Saturday, 14 January 2017

Dear Mrs May

Dear Mrs May,

When are you going to realise that a number of the deluded fools who voted Brexit did so merely because they wanted a better NHS? The leaders of the Brexit campaign, whose great work you seem so keen to continue, made a big deal about their desire to spend the money we save on Europe on the NHS, and in the light of the Red Cross - the actual Red Cross - describing the British NHS as a humanitarian crisis, it might be time for you to stop pooh-poohing this deeply well-respected organisation, get off your sparkly harris and actually do something about it. Your task is to protect the nation. Stop saying Brexit means Brexit, cus shit means shit, and start listening and interpreting.

Love from one of the 48%, all of whom saw this nonsense coming.

We went to an industrial estate in Woolwich today which I subsequently found out was right next to the Thames Flood Barrier. I'm disappointed that I only found out this fact after I'd left the area because I've never seen the Thames Barrier and have always wanted to. I wonder if they raised it in the recent storm. They certainly got a bit over-cautious when it came to evacuating most of the coastal inhabitants of East Anglia, whom, I hear, are all heading back to their homes today, no doubt feeling somewhat bemused.

We were celebrating Tina's 50th birthday today at Jon Dunn-Balham's yarn dyeing studios, which happen to be just opposite Alex and Moira's Circus Space. Jon is known for dyeing the most gloriously vivid colours into wool, and in a woollen world saturated (or not so saturated as it happens) by girlie pastel colours, it's rather wonderful to see a wall lined with skeins of yarn in bright, vibrant colours. And if anyone reading this likes the sound of this, check out Jon's website at:

http://www.easyknits.co.uk

Tina had invited lots of her crafty friends, and we sat for much of the afternoon eating party food and knitting. Obviously I didn't knit. I'm the knitting widow. The bloke that hangs about with knitters, like the proverbial drummer hanging out with musicians!

The highlight for me was Jon and his partner Roy's little short-haired miniature dachshund, Sweep. Obviously, I prefer the long-haired variety, and preferably a female dog, because I've never been that keen on seeing a dog's willy bouncing about everywhere. That said, Sweep is a deeply charming creature. He's actually fed on a diet of raw meat, which, apparently, is why his coat is so shiny. I still maintain that if I had a small dog like a dachshund, I'd probably want to feed it a strictly vegetarian diet.
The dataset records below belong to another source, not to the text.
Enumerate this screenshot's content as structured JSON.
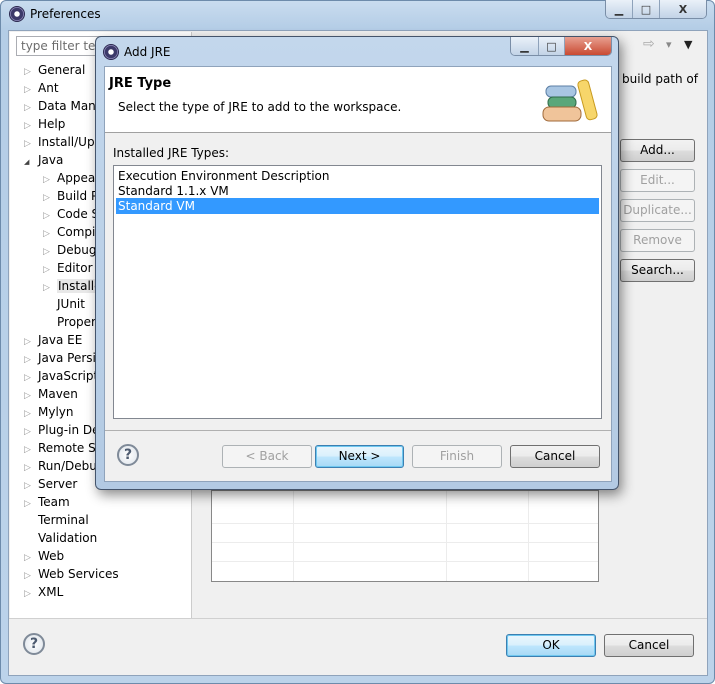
{
  "preferences": {
    "title": "Preferences",
    "filter_placeholder": "type filter text",
    "tree": [
      {
        "label": "General",
        "level": 0,
        "arrow": "collapsed"
      },
      {
        "label": "Ant",
        "level": 0,
        "arrow": "collapsed"
      },
      {
        "label": "Data Mana",
        "level": 0,
        "arrow": "collapsed"
      },
      {
        "label": "Help",
        "level": 0,
        "arrow": "collapsed"
      },
      {
        "label": "Install/Upd",
        "level": 0,
        "arrow": "collapsed"
      },
      {
        "label": "Java",
        "level": 0,
        "arrow": "expanded"
      },
      {
        "label": "Appear",
        "level": 1,
        "arrow": "collapsed"
      },
      {
        "label": "Build P",
        "level": 1,
        "arrow": "collapsed"
      },
      {
        "label": "Code S",
        "level": 1,
        "arrow": "collapsed"
      },
      {
        "label": "Compi",
        "level": 1,
        "arrow": "collapsed"
      },
      {
        "label": "Debug",
        "level": 1,
        "arrow": "collapsed"
      },
      {
        "label": "Editor",
        "level": 1,
        "arrow": "collapsed"
      },
      {
        "label": "Installe",
        "level": 1,
        "arrow": "collapsed",
        "selected": true
      },
      {
        "label": "JUnit",
        "level": 1,
        "arrow": "none"
      },
      {
        "label": "Proper",
        "level": 1,
        "arrow": "none"
      },
      {
        "label": "Java EE",
        "level": 0,
        "arrow": "collapsed"
      },
      {
        "label": "Java Persis",
        "level": 0,
        "arrow": "collapsed"
      },
      {
        "label": "JavaScript",
        "level": 0,
        "arrow": "collapsed"
      },
      {
        "label": "Maven",
        "level": 0,
        "arrow": "collapsed"
      },
      {
        "label": "Mylyn",
        "level": 0,
        "arrow": "collapsed"
      },
      {
        "label": "Plug-in De",
        "level": 0,
        "arrow": "collapsed"
      },
      {
        "label": "Remote Sy",
        "level": 0,
        "arrow": "collapsed"
      },
      {
        "label": "Run/Debu",
        "level": 0,
        "arrow": "collapsed"
      },
      {
        "label": "Server",
        "level": 0,
        "arrow": "collapsed"
      },
      {
        "label": "Team",
        "level": 0,
        "arrow": "collapsed"
      },
      {
        "label": "Terminal",
        "level": 0,
        "arrow": "none"
      },
      {
        "label": "Validation",
        "level": 0,
        "arrow": "none"
      },
      {
        "label": "Web",
        "level": 0,
        "arrow": "collapsed"
      },
      {
        "label": "Web Services",
        "level": 0,
        "arrow": "collapsed"
      },
      {
        "label": "XML",
        "level": 0,
        "arrow": "collapsed"
      }
    ],
    "page_text_fragment": "build path of",
    "side_buttons": [
      {
        "label": "Add...",
        "enabled": true
      },
      {
        "label": "Edit...",
        "enabled": false
      },
      {
        "label": "Duplicate...",
        "enabled": false
      },
      {
        "label": "Remove",
        "enabled": false
      },
      {
        "label": "Search...",
        "enabled": true
      }
    ],
    "ok_label": "OK",
    "cancel_label": "Cancel",
    "help_glyph": "?"
  },
  "dialog": {
    "title": "Add JRE",
    "header_title": "JRE Type",
    "header_desc": "Select the type of JRE to add to the workspace.",
    "list_label": "Installed JRE Types:",
    "items": [
      "Execution Environment Description",
      "Standard 1.1.x VM",
      "Standard VM"
    ],
    "selected_index": 2,
    "back_label": "< Back",
    "next_label": "Next >",
    "finish_label": "Finish",
    "cancel_label": "Cancel",
    "help_glyph": "?",
    "selection_color": "#3399ff"
  }
}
I've heard that vegetarian dogs have good, calm temperaments, but maybe that's because they're zonked out from not having enough energy! I would be interested to hear from someone who actually knows about vegetarian diets for dogs, and is in possession of scientifically-proven reasons for or against. Forgive me for not being terribly interested in the instinct of a die-hard meat eater who merely has a hunch that being vegetarian is not fair on a dog! People used to make those sorts of statements about me when I was a non-meat-eating child, and believe me, it can get a little boring!

We spent the evening with Tina at her house in Canary Wharf, watching The Voice and the Gary Barlow Show. When Barlow is interviewed and says things like, "ever since I've been working in theatre, I've wanted to develop a musical using the songs of Take That" I just want it to be acknowledged that someone has already been there and done that. It was called Never Forget and it tanked. Quite how the BBC can justify promoting yet another cynical money-making production using the same material I'm not sure. I'm also not sure how they can justify hiring a panel of judges who can probably only claim to have been in a handful of West End shows between them. They demonstrate a woeful lack of knowledge about musical theatre. Gary Barlow actually asked one lad who'd understudied a role in Mama Mia whether he'd minded sitting in a dressing room every night. Any self-respecting musical theatre writer would realise that all covers come from the ensemble unless they're swings. Barlow also opted to raise the stakes by telling one auditionee that this new show will demand more of its actors than any other show in the history of musical theatre, "you have to be able to sing, dance, act and move people." Welcome to musical theatre Mr Barlow! And if you want someone who can do all of those things for eight shows a week, then you need to find musical theatre performers with stamina and stop telling lads with vocal damage, who simply can't sing in tune, that they have soul!

We keep getting tantalising glimpses of NYMT kids, however, whom, I assume, will be auditioning sooner or later. Both Callum from Brass and Sario, who was in Spring Awakening, have been spotted hanging out in the "green room" which never seems to show the same crowd of lads in back-to-back shots! Ah! The artifice of telly!

We returned home to find a bag of vegetables on the top of the stairs running up to our flat. I assume they've come from Little Welsh Nathalie downstairs, but there is no note. It's a lovely thing to find on our steps whoever it's from!